Figure 4. T1 and T2 errors in comparison to ground truth values for all cardiac phases with the proposed approach. Values were measured on a region of interest of the simulated myocardium. Bias under 6 % were obtained for all cardiac phases for both T1 and T2 values. Error on all phases was measured at 5.9±32.5ms and 0.05±0.50ms for T1 and T2 respectively.
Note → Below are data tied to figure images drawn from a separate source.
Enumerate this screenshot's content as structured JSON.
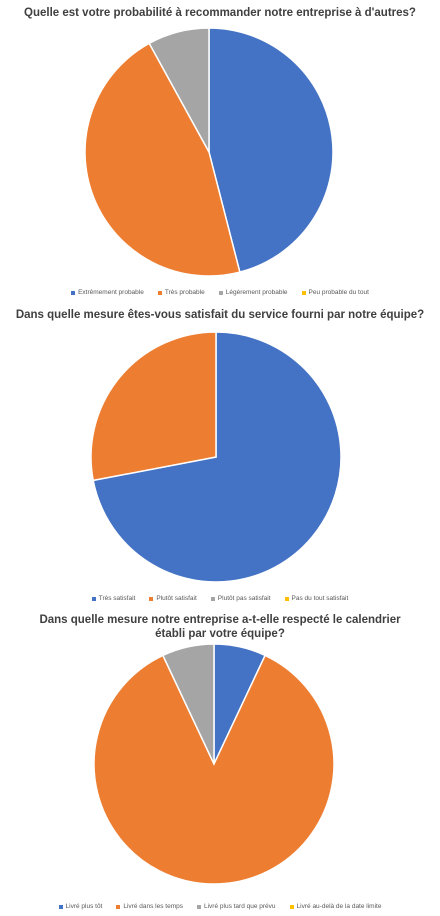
{
  "colors": {
    "blue": "#4472C4",
    "orange": "#ED7D31",
    "gray": "#A5A5A5",
    "yellow": "#FFC000"
  },
  "chart_data": [
    {
      "type": "pie",
      "title": "Quelle est votre probabilité à recommander notre entreprise à d'autres?",
      "categories": [
        "Extrêmement probable",
        "Très probable",
        "Légèrement probable",
        "Peu probable du tout"
      ],
      "values": [
        46,
        46,
        8,
        0
      ],
      "legend": "bottom"
    },
    {
      "type": "pie",
      "title": "Dans quelle mesure êtes-vous satisfait du service fourni par notre équipe?",
      "categories": [
        "Très satisfait",
        "Plutôt satisfait",
        "Plutôt pas satisfait",
        "Pas du tout satisfait"
      ],
      "values": [
        72,
        28,
        0,
        0
      ],
      "legend": "bottom"
    },
    {
      "type": "pie",
      "title": "Dans quelle mesure notre entreprise a-t-elle respecté le calendrier établi par votre équipe?",
      "categories": [
        "Livré plus tôt",
        "Livré dans les temps",
        "Livré plus tard que prévu",
        "Livré au-delà de la date limite"
      ],
      "values": [
        7,
        86,
        7,
        0
      ],
      "legend": "bottom"
    }
  ]
}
A higher bias is observed in T1 for the first phase, which coincides with the acquisition of the first inversion pulse.

Figure 5 . In-vivo MORE-MRF. T1 and T2 maps for eight cardiac phases in a healthy subject. Septal myocardium values were measured as 922±65ms and 42±7.9ms throughout the cycle for T1 and T2 respectively. Functional cardiac contraction and relaxation can be observed throughout the cardiac cycle. Blood behaviour was not modelled, therefore values are expected to differ from phase to phase.